Serious Eats / Vicky Wasik

The Competition

  • Waring Xtreme Hi-Power: While this was the most expensive blender we tested, it failed to emulsify egg and oil into mayo. The blender is also a monster—it was the heaviest model we tested, at more than 14 pounds, and nearly the tallest, at 18 1/2 inches—not really countertop-friendly.
  • Cleanblend Professional Blender: This had the highest-wattage motor of the models tested (1,800 watts), but it didn't blow us away. The dashboard includes a variable-speed dial and a pulse switch, but for the price, we'd expect better smoothie results.
  • Salton Harley Pasternak Power Blender: This looked to be made in the same factory as the Cleanblend, though it has a slightly smaller, 1,500-watt motor. These two models have the same smart cord-management system built into the base, which is good, considering that the power cords on both are around 50 inches long.
  • Oster Versa Blender: This blender seized up on us twice, which we assume it did to protect the motor. That might be understandable if we were attempting to turn peanuts into peanut butter, but for the basic tasks we were testing, we'd expect better. This model also required extra effort to emulsify mayo. On the plus side, it has one of the more user-friendly dashboards, with a mix of presets and a variable-speed dial. We also like the safety feature that allows users to turn the blender on only once the jar is properly seated.
  • Breville BBL605XL Hemisphere Control Blender: This model is currently out-of-stock. During our testing, we found there was a lot to like about it. The jar is one of the easier ones to clean, thanks to the round shape. A built-in timer helps keep track of your work, while a sensor in the base knows when the jar is properly seated and prevents the motor from accidentally turning on when it's not.
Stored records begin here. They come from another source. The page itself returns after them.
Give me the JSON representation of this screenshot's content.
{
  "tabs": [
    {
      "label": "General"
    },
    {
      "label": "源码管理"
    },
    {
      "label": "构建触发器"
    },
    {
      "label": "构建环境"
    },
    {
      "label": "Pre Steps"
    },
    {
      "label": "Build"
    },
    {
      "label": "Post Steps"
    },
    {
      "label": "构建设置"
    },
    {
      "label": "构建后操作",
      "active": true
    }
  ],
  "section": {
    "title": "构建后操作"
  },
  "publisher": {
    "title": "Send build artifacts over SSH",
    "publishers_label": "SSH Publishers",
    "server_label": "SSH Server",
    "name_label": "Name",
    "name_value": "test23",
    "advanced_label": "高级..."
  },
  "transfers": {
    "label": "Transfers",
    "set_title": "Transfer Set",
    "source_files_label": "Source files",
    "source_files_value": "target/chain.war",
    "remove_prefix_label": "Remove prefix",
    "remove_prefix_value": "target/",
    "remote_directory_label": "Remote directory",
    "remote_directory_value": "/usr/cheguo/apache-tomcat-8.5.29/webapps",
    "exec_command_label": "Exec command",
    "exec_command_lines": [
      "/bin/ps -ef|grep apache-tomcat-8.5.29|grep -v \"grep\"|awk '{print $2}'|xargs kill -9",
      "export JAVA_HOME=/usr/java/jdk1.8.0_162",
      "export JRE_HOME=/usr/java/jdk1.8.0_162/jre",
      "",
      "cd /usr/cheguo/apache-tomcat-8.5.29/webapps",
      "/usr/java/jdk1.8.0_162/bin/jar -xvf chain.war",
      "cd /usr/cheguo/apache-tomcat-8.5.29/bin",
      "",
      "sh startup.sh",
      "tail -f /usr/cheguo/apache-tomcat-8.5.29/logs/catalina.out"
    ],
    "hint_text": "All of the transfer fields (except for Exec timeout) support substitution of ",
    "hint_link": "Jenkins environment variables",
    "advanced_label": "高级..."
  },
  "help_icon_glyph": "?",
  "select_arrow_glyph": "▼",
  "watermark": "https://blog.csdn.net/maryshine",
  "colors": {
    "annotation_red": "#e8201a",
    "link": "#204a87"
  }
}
But this model left a lot of kale pulp behind during the smoothie test, and the lid is also the most difficult to remove.
  • Hamilton Beach Professional Quiet Shield Blender: While it has the smallest jar of all the models, it punched above its weight. The blender did well for the most part, but left behind the second-largest amount of kale pulp in our smoothie test. And while it's billed as a quiet blender thanks to a secondary cover that fits over the jar, we found three other models that ran quieter. We like the variable-speed dial, the large pulse button, and the preset options, but wish it had a larger jar.
  • Braun JB7001 PureMix Countertop Blender: This model is currently out-of-stock. It was the only model to feature a glass jar, if blending in plastic is a concern for you. However, we disqualified it after it failed to crush ice.

FAQs

Are high-end blenders worth it?

If you want to get the silkiest purees or tackle hardier projects (like blending nut butters or milling grains), a high-end blender might be worth the splurge. Otherwise, our winning mid-priced blender does the trick for most kitchen tasks.
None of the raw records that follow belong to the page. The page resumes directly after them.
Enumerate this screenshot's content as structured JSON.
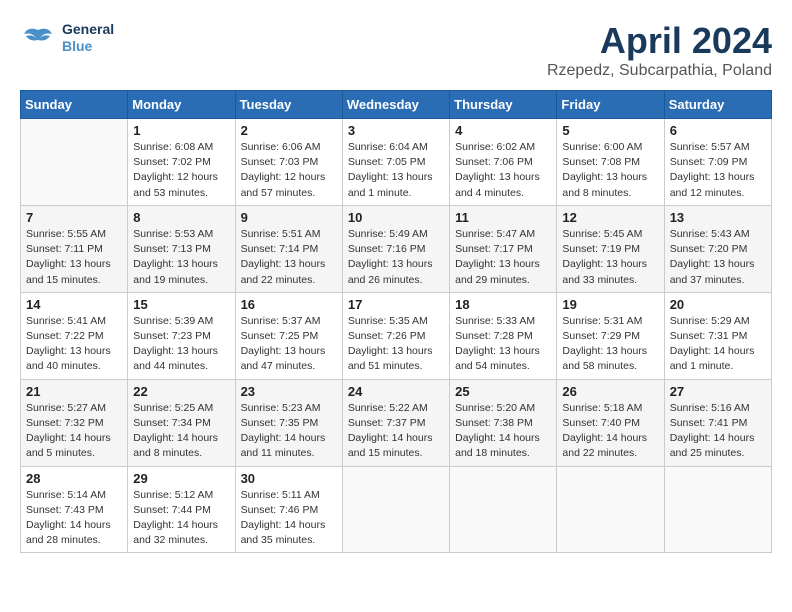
{
  "logo": {
    "line1": "General",
    "line2": "Blue"
  },
  "title": "April 2024",
  "subtitle": "Rzepedz, Subcarpathia, Poland",
  "days_of_week": [
    "Sunday",
    "Monday",
    "Tuesday",
    "Wednesday",
    "Thursday",
    "Friday",
    "Saturday"
  ],
  "weeks": [
    [
      {
        "day": null,
        "info": null
      },
      {
        "day": "1",
        "info": "Sunrise: 6:08 AM\nSunset: 7:02 PM\nDaylight: 12 hours\nand 53 minutes."
      },
      {
        "day": "2",
        "info": "Sunrise: 6:06 AM\nSunset: 7:03 PM\nDaylight: 12 hours\nand 57 minutes."
      },
      {
        "day": "3",
        "info": "Sunrise: 6:04 AM\nSunset: 7:05 PM\nDaylight: 13 hours\nand 1 minute."
      },
      {
        "day": "4",
        "info": "Sunrise: 6:02 AM\nSunset: 7:06 PM\nDaylight: 13 hours\nand 4 minutes."
      },
      {
        "day": "5",
        "info": "Sunrise: 6:00 AM\nSunset: 7:08 PM\nDaylight: 13 hours\nand 8 minutes."
      },
      {
        "day": "6",
        "info": "Sunrise: 5:57 AM\nSunset: 7:09 PM\nDaylight: 13 hours\nand 12 minutes."
      }
    ],
    [
      {
        "day": "7",
        "info": "Sunrise: 5:55 AM\nSunset: 7:11 PM\nDaylight: 13 hours\nand 15 minutes."
      },
      {
        "day": "8",
        "info": "Sunrise: 5:53 AM\nSunset: 7:13 PM\nDaylight: 13 hours\nand 19 minutes."
      },
      {
        "day": "9",
        "info": "Sunrise: 5:51 AM\nSunset: 7:14 PM\nDaylight: 13 hours\nand 22 minutes."
      },
      {
        "day": "10",
        "info": "Sunrise: 5:49 AM\nSunset: 7:16 PM\nDaylight: 13 hours\nand 26 minutes."
      },
      {
        "day": "11",
        "info": "Sunrise: 5:47 AM\nSunset: 7:17 PM\nDaylight: 13 hours\nand 29 minutes."
      },
      {
        "day": "12",
        "info": "Sunrise: 5:45 AM\nSunset: 7:19 PM\nDaylight: 13 hours\nand 33 minutes."
      },
      {
        "day": "13",
        "info": "Sunrise: 5:43 AM\nSunset: 7:20 PM\nDaylight: 13 hours\nand 37 minutes."
      }
    ],
    [
      {
        "day": "14",
        "info": "Sunrise: 5:41 AM\nSunset: 7:22 PM\nDaylight: 13 hours\nand 40 minutes."
      },
      {
        "day": "15",
        "info": "Sunrise: 5:39 AM\nSunset: 7:23 PM\nDaylight: 13 hours\nand 44 minutes."
      },
      {
        "day": "16",
        "info": "Sunrise: 5:37 AM\nSunset: 7:25 PM\nDaylight: 13 hours\nand 47 minutes."
      },
      {
        "day": "17",
        "info": "Sunrise: 5:35 AM\nSunset: 7:26 PM\nDaylight: 13 hours\nand 51 minutes."
      },
      {
        "day": "18",
        "info": "Sunrise: 5:33 AM\nSunset: 7:28 PM\nDaylight: 13 hours\nand 54 minutes."
      },
      {
        "day": "19",
        "info": "Sunrise: 5:31 AM\nSunset: 7:29 PM\nDaylight: 13 hours\nand 58 minutes."
      },
      {
        "day": "20",
        "info": "Sunrise: 5:29 AM\nSunset: 7:31 PM\nDaylight: 14 hours\nand 1 minute."
      }
    ],
    [
      {
        "day": "21",
        "info": "Sunrise: 5:27 AM\nSunset: 7:32 PM\nDaylight: 14 hours\nand 5 minutes."
      },
      {
        "day": "22",
        "info": "Sunrise: 5:25 AM\nSunset: 7:34 PM\nDaylight: 14 hours\nand 8 minutes."
      },
      {
        "day": "23",
        "info": "Sunrise: 5:23 AM\nSunset: 7:35 PM\nDaylight: 14 hours\nand 11 minutes."
      },
      {
        "day": "24",
        "info": "Sunrise: 5:22 AM\nSunset: 7:37 PM\nDaylight: 14 hours\nand 15 minutes."
      },
      {
        "day": "25",
        "info": "Sunrise: 5:20 AM\nSunset: 7:38 PM\nDaylight: 14 hours\nand 18 minutes."
      },
      {
        "day": "26",
        "info": "Sunrise: 5:18 AM\nSunset: 7:40 PM\nDaylight: 14 hours\nand 22 minutes."
      },
      {
        "day": "27",
        "info": "Sunrise: 5:16 AM\nSunset: 7:41 PM\nDaylight: 14 hours\nand 25 minutes."
      }
    ],
    [
      {
        "day": "28",
        "info": "Sunrise: 5:14 AM\nSunset: 7:43 PM\nDaylight: 14 hours\nand 28 minutes."
      },
      {
        "day": "29",
        "info": "Sunrise: 5:12 AM\nSunset: 7:44 PM\nDaylight: 14 hours\nand 32 minutes."
      },
      {
        "day": "30",
        "info": "Sunrise: 5:11 AM\nSunset: 7:46 PM\nDaylight: 14 hours\nand 35 minutes."
      },
      {
        "day": null,
        "info": null
      },
      {
        "day": null,
        "info": null
      },
      {
        "day": null,
        "info": null
      },
      {
        "day": null,
        "info": null
      }
    ]
  ]
}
What is the easiest way to clean a blender?

Since food bits can get stuck under the blade, we recommend filling the blender with warm, soapy water and giving it a quick blitz before hand-washing. This will dislodge any stubborn food pieces.

What's the difference between a blender and a food processor?
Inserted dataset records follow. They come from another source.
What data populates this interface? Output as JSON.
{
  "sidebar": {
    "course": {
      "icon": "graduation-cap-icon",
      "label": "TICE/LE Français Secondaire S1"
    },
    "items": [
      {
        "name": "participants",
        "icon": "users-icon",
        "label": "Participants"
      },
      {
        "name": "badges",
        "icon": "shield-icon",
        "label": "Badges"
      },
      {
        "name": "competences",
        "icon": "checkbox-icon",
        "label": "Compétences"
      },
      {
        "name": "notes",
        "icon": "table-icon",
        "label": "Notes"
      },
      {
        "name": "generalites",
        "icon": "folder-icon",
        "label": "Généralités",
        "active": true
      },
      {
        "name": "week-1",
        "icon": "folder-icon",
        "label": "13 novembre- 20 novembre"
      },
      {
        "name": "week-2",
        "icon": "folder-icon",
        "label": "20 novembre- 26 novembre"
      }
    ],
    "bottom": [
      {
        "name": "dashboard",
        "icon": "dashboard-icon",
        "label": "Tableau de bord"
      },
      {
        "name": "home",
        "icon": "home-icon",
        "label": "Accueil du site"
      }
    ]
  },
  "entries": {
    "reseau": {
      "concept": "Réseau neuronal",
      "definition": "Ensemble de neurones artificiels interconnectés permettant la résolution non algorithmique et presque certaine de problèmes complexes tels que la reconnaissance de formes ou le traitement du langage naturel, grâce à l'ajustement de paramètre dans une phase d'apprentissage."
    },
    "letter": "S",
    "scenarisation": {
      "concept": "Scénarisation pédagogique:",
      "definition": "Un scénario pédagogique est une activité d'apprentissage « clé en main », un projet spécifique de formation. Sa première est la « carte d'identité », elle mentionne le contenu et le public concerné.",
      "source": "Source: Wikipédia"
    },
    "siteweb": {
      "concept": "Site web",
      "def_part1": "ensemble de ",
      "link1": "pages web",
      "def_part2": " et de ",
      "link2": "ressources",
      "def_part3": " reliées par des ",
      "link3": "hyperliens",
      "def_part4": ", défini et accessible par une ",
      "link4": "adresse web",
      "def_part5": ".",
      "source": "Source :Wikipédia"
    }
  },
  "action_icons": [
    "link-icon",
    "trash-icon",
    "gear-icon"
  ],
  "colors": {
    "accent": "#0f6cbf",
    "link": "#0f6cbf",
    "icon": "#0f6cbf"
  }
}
A blender is meant to puree foods into a smooth mixture or crush ice into a snowy powder. In contrast, a food processor is best at slicing, grating, dicing and shredding, and will produce chunkier results.

What's the difference between an immersion blender and a blender?

Regular countertop blenders have a container with a blade at the bottom, while immersion blenders work the other way around: they’re like a blending stick that can be used in a plastic deli container, tall measuring cup, Dutch oven, stock pot...you get the idea. An immersion blender is especially useful when blending hot items, like soup, right in their cooking pot and without having to blend in batches as you likely would with a standard blender. They’re also much lower in profile and can often be stored in a drawer.